Peter Paul Rubens, Samson and Delilah

Peter Paul Rubens, Samson and Delilah, 1609-1610
73 x 81 in.

Peter Paul Rubens (1577-1640) was a Flemish Baroque artist and one of the most influential painters in the history of art.  His father was a Calvinist and his parents fled Antwerp for Cologne in 1568 due to persecution of Protestants, however after the death of his father in 1587, Rubens was raised Catholic by his mother, Maria Pypelincks.  Religion played a major role in Rubens's work and he would go on to become a major voice of the Catholic Counter-Reformation.  Rubens received a humanist education before being apprenticed to some of the leading artists of the day. After joining the Guild of St. Luke in 1598, he traveled to Italy where paintings by Italian masters and Classical sculpture had a profound impact on him.  Throughout his prolific career, Rubens mostly painted mythological scenesreligious works, and portraits.  In addition to his prodigious technical skill, Rubens gave his subjects a profound humanity, such as in Virgin in Adoration of the Christ Child (c1615) where the adoration he expresses is really the love of a mother for her child.  Among his best known works is the extensive Marie de' Medici Cycle, depicting the life of Marie de Medici and her husband Henry IV of France.  Despite its size (twenty-four paintings) and grandeur (each about 13 x 10 feet), the series was never completed due mostly to the exile of the queen in 1630 by her son, Louis XIII.  Samson and Delilah is a relatively well known painting, now hanging in the National Gallery in London.  Having fallen in love with Delilah, Samson tells her that his uncut hair is the source of his strength.  Now he has fallen asleep in Delilah's lap and a servant cuts his hair.  Philistine soldiers wait outside the door to arrest the weakened Samson.
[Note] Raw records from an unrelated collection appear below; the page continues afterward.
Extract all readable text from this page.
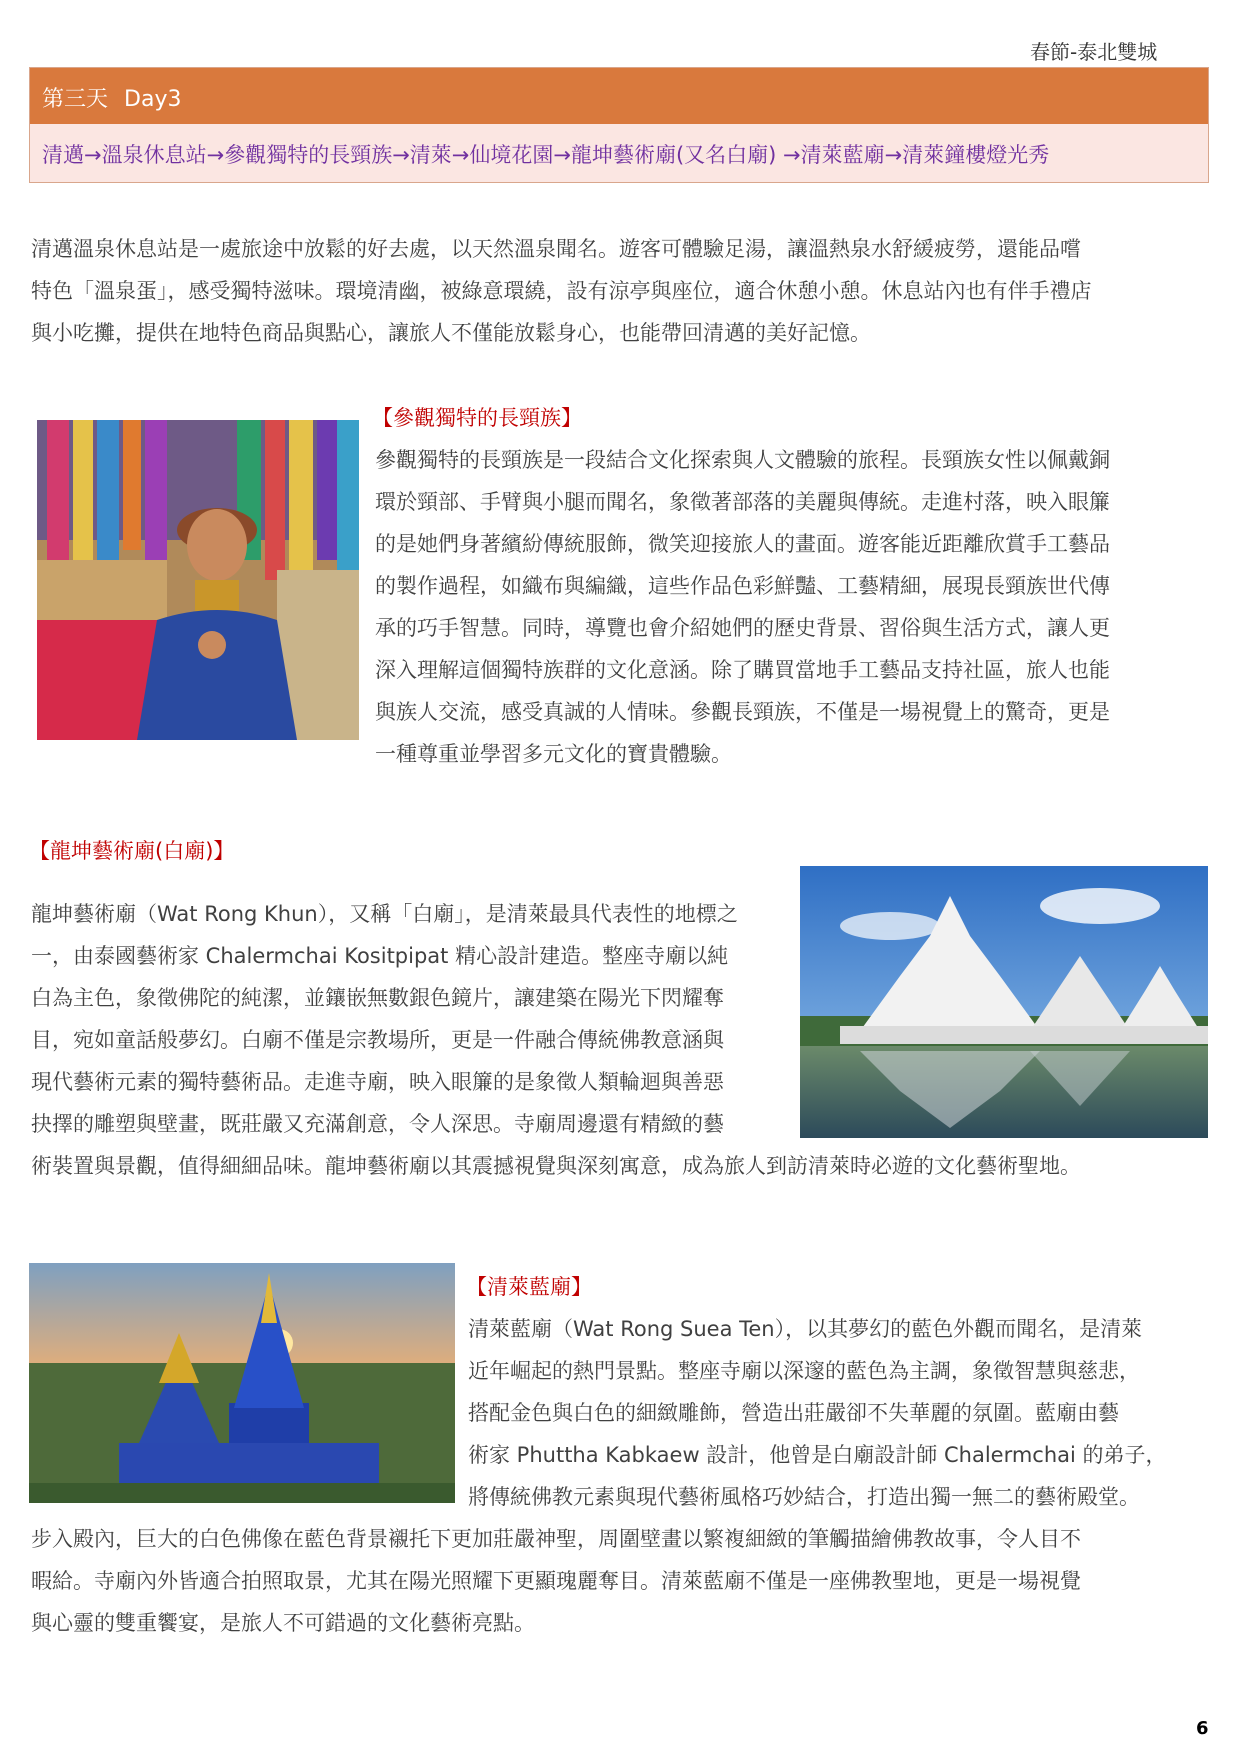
春節-泰北雙城
第三天 Day3
清邁→溫泉休息站→參觀獨特的長頸族→清萊→仙境花園→龍坤藝術廟(又名白廟) →清萊藍廟→清萊鐘樓燈光秀
清邁溫泉休息站是一處旅途中放鬆的好去處，以天然溫泉聞名。遊客可體驗足湯，讓溫熱泉水舒緩疲勞，還能品嚐
特色「溫泉蛋」，感受獨特滋味。環境清幽，被綠意環繞，設有涼亭與座位，適合休憩小憩。休息站內也有伴手禮店
與小吃攤，提供在地特色商品與點心，讓旅人不僅能放鬆身心，也能帶回清邁的美好記憶。
【參觀獨特的長頸族】
參觀獨特的長頸族是一段結合文化探索與人文體驗的旅程。長頸族女性以佩戴銅
環於頸部、手臂與小腿而聞名，象徵著部落的美麗與傳統。走進村落，映入眼簾
的是她們身著繽紛傳統服飾，微笑迎接旅人的畫面。遊客能近距離欣賞手工藝品
的製作過程，如織布與編織，這些作品色彩鮮豔、工藝精細，展現長頸族世代傳
承的巧手智慧。同時，導覽也會介紹她們的歷史背景、習俗與生活方式，讓人更
深入理解這個獨特族群的文化意涵。除了購買當地手工藝品支持社區，旅人也能
與族人交流，感受真誠的人情味。參觀長頸族，不僅是一場視覺上的驚奇，更是
一種尊重並學習多元文化的寶貴體驗。
【龍坤藝術廟(白廟)】
龍坤藝術廟（Wat Rong Khun），又稱「白廟」，是清萊最具代表性的地標之
一，由泰國藝術家 Chalermchai Kositpipat 精心設計建造。整座寺廟以純
白為主色，象徵佛陀的純潔，並鑲嵌無數銀色鏡片，讓建築在陽光下閃耀奪
目，宛如童話般夢幻。白廟不僅是宗教場所，更是一件融合傳統佛教意涵與
現代藝術元素的獨特藝術品。走進寺廟，映入眼簾的是象徵人類輪迴與善惡
抉擇的雕塑與壁畫，既莊嚴又充滿創意，令人深思。寺廟周邊還有精緻的藝
術裝置與景觀，值得細細品味。龍坤藝術廟以其震撼視覺與深刻寓意，成為旅人到訪清萊時必遊的文化藝術聖地。
【清萊藍廟】
清萊藍廟（Wat Rong Suea Ten），以其夢幻的藍色外觀而聞名，是清萊
近年崛起的熱門景點。整座寺廟以深邃的藍色為主調，象徵智慧與慈悲，
搭配金色與白色的細緻雕飾，營造出莊嚴卻不失華麗的氛圍。藍廟由藝
術家 Phuttha Kabkaew 設計，他曾是白廟設計師 Chalermchai 的弟子，
將傳統佛教元素與現代藝術風格巧妙結合，打造出獨一無二的藝術殿堂。
步入殿內，巨大的白色佛像在藍色背景襯托下更加莊嚴神聖，周圍壁畫以繁複細緻的筆觸描繪佛教故事，令人目不
暇給。寺廟內外皆適合拍照取景，尤其在陽光照耀下更顯瑰麗奪目。清萊藍廟不僅是一座佛教聖地，更是一場視覺
與心靈的雙重饗宴，是旅人不可錯過的文化藝術亮點。
6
Notice Delilah's expression.  She appears guilty and uncertain of what she is doing, torn between the agreement she has made and her feelings for this man whom she has seduced.  This differs from the biblical narrative but it seems clear in Rubens's version.  The complexity of this composition is a remarkable achievement, both in the arrangement of the figures and the elaborate setting.  Elements such as Samson's musculature, Delilah's flesh, and her draping gown are all outstandingly rendered to create a painting of great intensity and impact.

[Note: My apologies to my readers for the lack of discussion in my last two posts.  I have been injured and not felt up to writing full entries.  I hope to edit them in the next few days.]